When you are joyous, we shall not turn away in envy.
We shall not turn the looking glass toward self.
We shall dance and sing 'till the morning come,
lift up your triumphs to the echoing highlands and the heavenlies.
O, Wondrous Day, the Sun.
O child, clinging to innocence: We want you to find what you're looking for. We do. Old one in your gray gloom: You, too. Many here among us pave a way for your heart's desire, slay the ravenous wolf in the shadows. We know the chance may not come again.
Experience in time reveals a truth:
Some of you shall find the wondrous moment in the Sun.

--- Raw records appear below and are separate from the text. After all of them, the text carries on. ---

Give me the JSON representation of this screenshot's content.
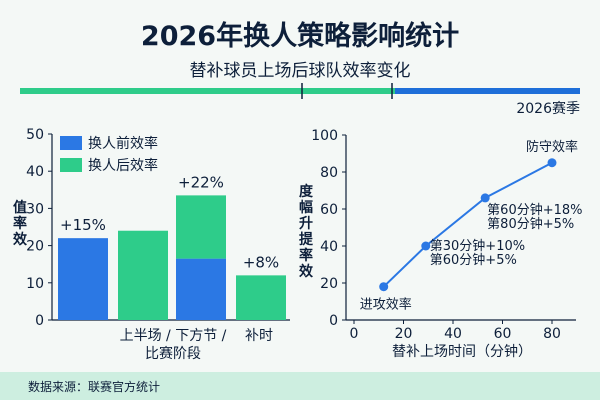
{
  "header": {
    "title": "2026年换人策略影响统计",
    "subtitle": "替补球员上场后球队效率变化",
    "season": "2026赛季"
  },
  "colors": {
    "blue": "#2b78e4",
    "green": "#2ecc8a",
    "timeline_blue": "#1e6fd9",
    "timeline_green": "#2ecc8a"
  },
  "footer": {
    "source": "数据来源：联赛官方统计"
  },
  "chart_data": [
    {
      "type": "bar",
      "ylabel": "值率效",
      "xlabel": "比赛阶段",
      "xlabel_tick": "上半场 / 下方节 /",
      "ylim": [
        0,
        50
      ],
      "yticks": [
        0,
        10,
        20,
        30,
        40,
        50
      ],
      "legend": [
        "换人前效率",
        "换人后效率"
      ],
      "legend_position": "top-left",
      "bars": [
        {
          "series": "换人前效率",
          "value": 22
        },
        {
          "series": "换人后效率",
          "value": 24
        },
        {
          "series": "换人前效率",
          "value": 16.5,
          "stack_top": {
            "series": "换人后效率",
            "value": 17
          }
        },
        {
          "series": "换人后效率",
          "value": 12
        }
      ],
      "tick_labels": [
        {
          "label": "补时"
        }
      ],
      "annotations": [
        {
          "bar": 0,
          "text": "+15%"
        },
        {
          "bar": 2,
          "text": "+22%"
        },
        {
          "bar": 3,
          "text": "+8%"
        }
      ]
    },
    {
      "type": "line",
      "xlabel": "替补上场时间（分钟）",
      "ylabel": "度幅升提率效",
      "xlim": [
        0,
        80
      ],
      "ylim": [
        0,
        100
      ],
      "xticks": [
        0,
        20,
        40,
        60,
        80
      ],
      "yticks": [
        0,
        20,
        40,
        60,
        80,
        100
      ],
      "grid": false,
      "points": [
        {
          "x": 12,
          "y": 18,
          "labels": [
            "进攻效率"
          ]
        },
        {
          "x": 29,
          "y": 40,
          "labels": [
            "第30分钟+10%",
            "第60分钟+5%"
          ]
        },
        {
          "x": 53,
          "y": 66,
          "labels": [
            "第60分钟+18%",
            "第80分钟+5%"
          ]
        },
        {
          "x": 80,
          "y": 85,
          "labels": [
            "防守效率"
          ]
        }
      ]
    }
  ]
}
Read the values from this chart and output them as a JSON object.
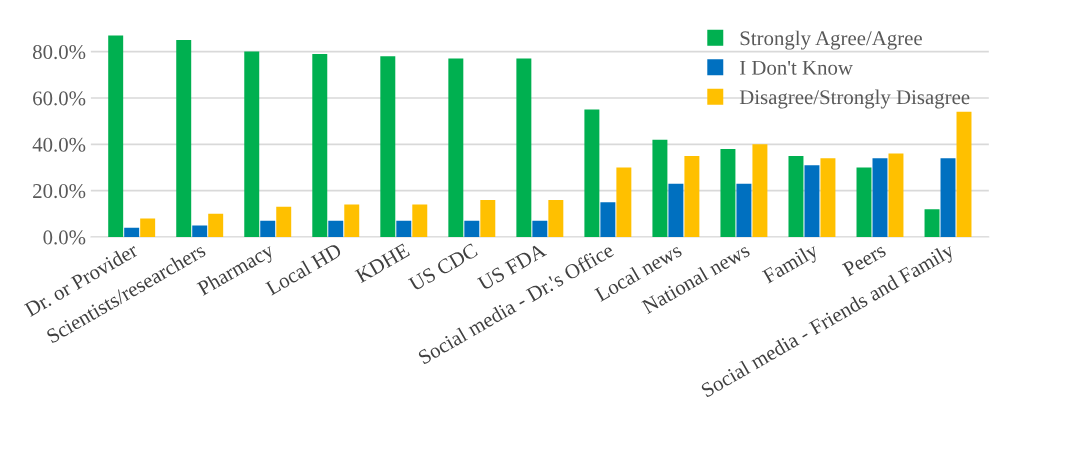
{
  "chart_data": {
    "type": "bar",
    "categories": [
      "Dr. or Provider",
      "Scientists/researchers",
      "Pharmacy",
      "Local HD",
      "KDHE",
      "US CDC",
      "US FDA",
      "Social media - Dr.'s Office",
      "Local news",
      "National news",
      "Family",
      "Peers",
      "Social media - Friends and Family"
    ],
    "series": [
      {
        "name": "Strongly Agree/Agree",
        "color": "#00b050",
        "values": [
          87,
          85,
          80,
          79,
          78,
          77,
          77,
          55,
          42,
          38,
          35,
          30,
          12
        ]
      },
      {
        "name": "I Don't Know",
        "color": "#0070c0",
        "values": [
          4,
          5,
          7,
          7,
          7,
          7,
          7,
          15,
          23,
          23,
          31,
          34,
          34
        ]
      },
      {
        "name": "Disagree/Strongly Disagree",
        "color": "#ffc000",
        "values": [
          8,
          10,
          13,
          14,
          14,
          16,
          16,
          30,
          35,
          40,
          34,
          36,
          54
        ]
      }
    ],
    "ylim": [
      0,
      90
    ],
    "yticks": [
      {
        "value": 0,
        "label": "0.0%"
      },
      {
        "value": 20,
        "label": "20.0%"
      },
      {
        "value": 40,
        "label": "40.0%"
      },
      {
        "value": 60,
        "label": "60.0%"
      },
      {
        "value": 80,
        "label": "80.0%"
      }
    ],
    "grid": "y",
    "legend": "top right"
  }
}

Some of you shall not fall prey to the beast.
A feather from the crow rises from a clay cup on a shelf
of cherry and butternut. The feather fluffs and spreads,
stands like a sentinel, keeping her view.
She is posted on a watchtower and instructed to sound a warning:
Here come the civilized men!
Prepare for them.
They strive to seize the day and pretend to engulf us.
The winter cannot last. The seed corn we stored deep in the dry cellar on the day after the corn dance is dormant but imbued with potential, the promise of new life.
The muse is daughter of a goddess and a god,
the champion of remembered things.
I have a message. I have seed.
The freshly fallen snow outside the windows of Crow's Cottage
glistens with diamonds. It is sure to melt, become water.